Quand la voiture balai est passée, tous les chasseurs de gorets ont lâché leur gibier et se sont engouffrés dans leurs fourgons bleus pour s'empresser de reprendre leur place dans la caravane. Les journalistes qui suivaient le tour n'ont absolument rien remarqué. Aucun n'a été frappé par le spectacle de ces drôles de gendarmes qui acclamaient les coureurs avec un cochon dans les bras. Sans doute la mascotte de la brigade? Ces indigènes sont si bizarres. Et le soir à la télé, pas un mot de notre aventure. Le flop total! Il nous a fallu attendre quelques années pour prendre notre revanche en pendant un cochon mort sur les pales de l'hélicoptère de Giscard. Mais c'est une autre histoire.

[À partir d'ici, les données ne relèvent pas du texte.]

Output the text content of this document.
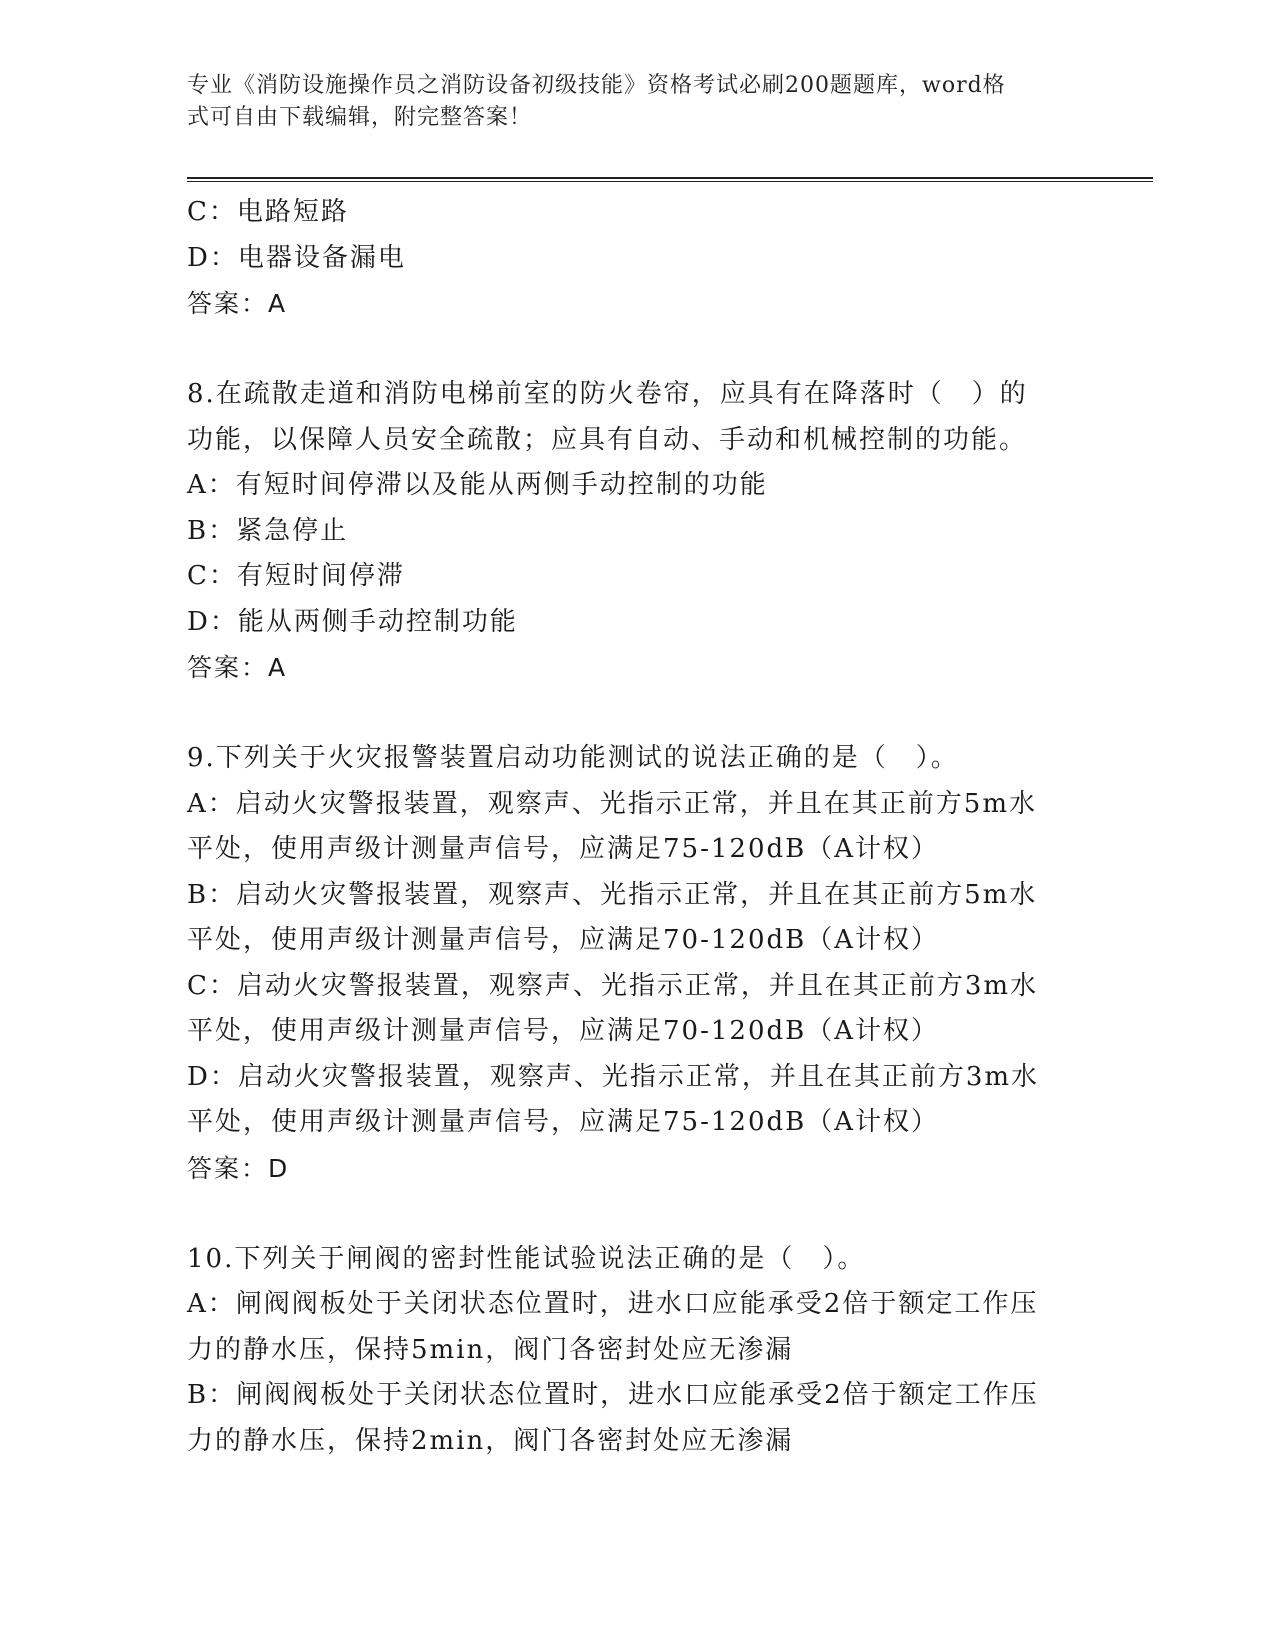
专业《消防设施操作员之消防设备初级技能》资格考试必刷200题题库，word格
式可自由下载编辑，附完整答案！

C：电路短路

D：电器设备漏电

答案：A

8.在疏散走道和消防电梯前室的防火卷帘，应具有在降落时（　）的

功能，以保障人员安全疏散；应具有自动、手动和机械控制的功能。

A：有短时间停滞以及能从两侧手动控制的功能

B：紧急停止

C：有短时间停滞

D：能从两侧手动控制功能

答案：A

9.下列关于火灾报警装置启动功能测试的说法正确的是（　）。

A：启动火灾警报装置，观察声、光指示正常，并且在其正前方5m水

平处，使用声级计测量声信号，应满足75-120dB（A计权）

B：启动火灾警报装置，观察声、光指示正常，并且在其正前方5m水

平处，使用声级计测量声信号，应满足70-120dB（A计权）

C：启动火灾警报装置，观察声、光指示正常，并且在其正前方3m水

平处，使用声级计测量声信号，应满足70-120dB（A计权）

D：启动火灾警报装置，观察声、光指示正常，并且在其正前方3m水

平处，使用声级计测量声信号，应满足75-120dB（A计权）

答案：D

10.下列关于闸阀的密封性能试验说法正确的是（　）。

A：闸阀阀板处于关闭状态位置时，进水口应能承受2倍于额定工作压

力的静水压，保持5min，阀门各密封处应无渗漏

B：闸阀阀板处于关闭状态位置时，进水口应能承受2倍于额定工作压

力的静水压，保持2min，阀门各密封处应无渗漏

Et dans tout ça que sont devenus nos cochons? Et bien, nous n'en avons retrouvé que trois. Les autres n'ont sans doute pas été perdus pour tout le monde. Certains spectateurs se sont éclipsés un peu rapidement. Peut-être ont-ils adopté un nouvel animal de compagnie? Je ne sais pas, je n'ai pas été fouiller dans leur congélateur. Les trois survivants sont restés dans la ferme où ils avaient été cachés. Ils ont été les héros de la fête de quartier...à la broche.
Quand je repense à cette aventure, je me dis que beaucoup de ceux qui y ont participé sont six pieds sous terre, le monde a complètement changé et pourtant la terre continue de tourner et le tour de France aussi tourne en rond.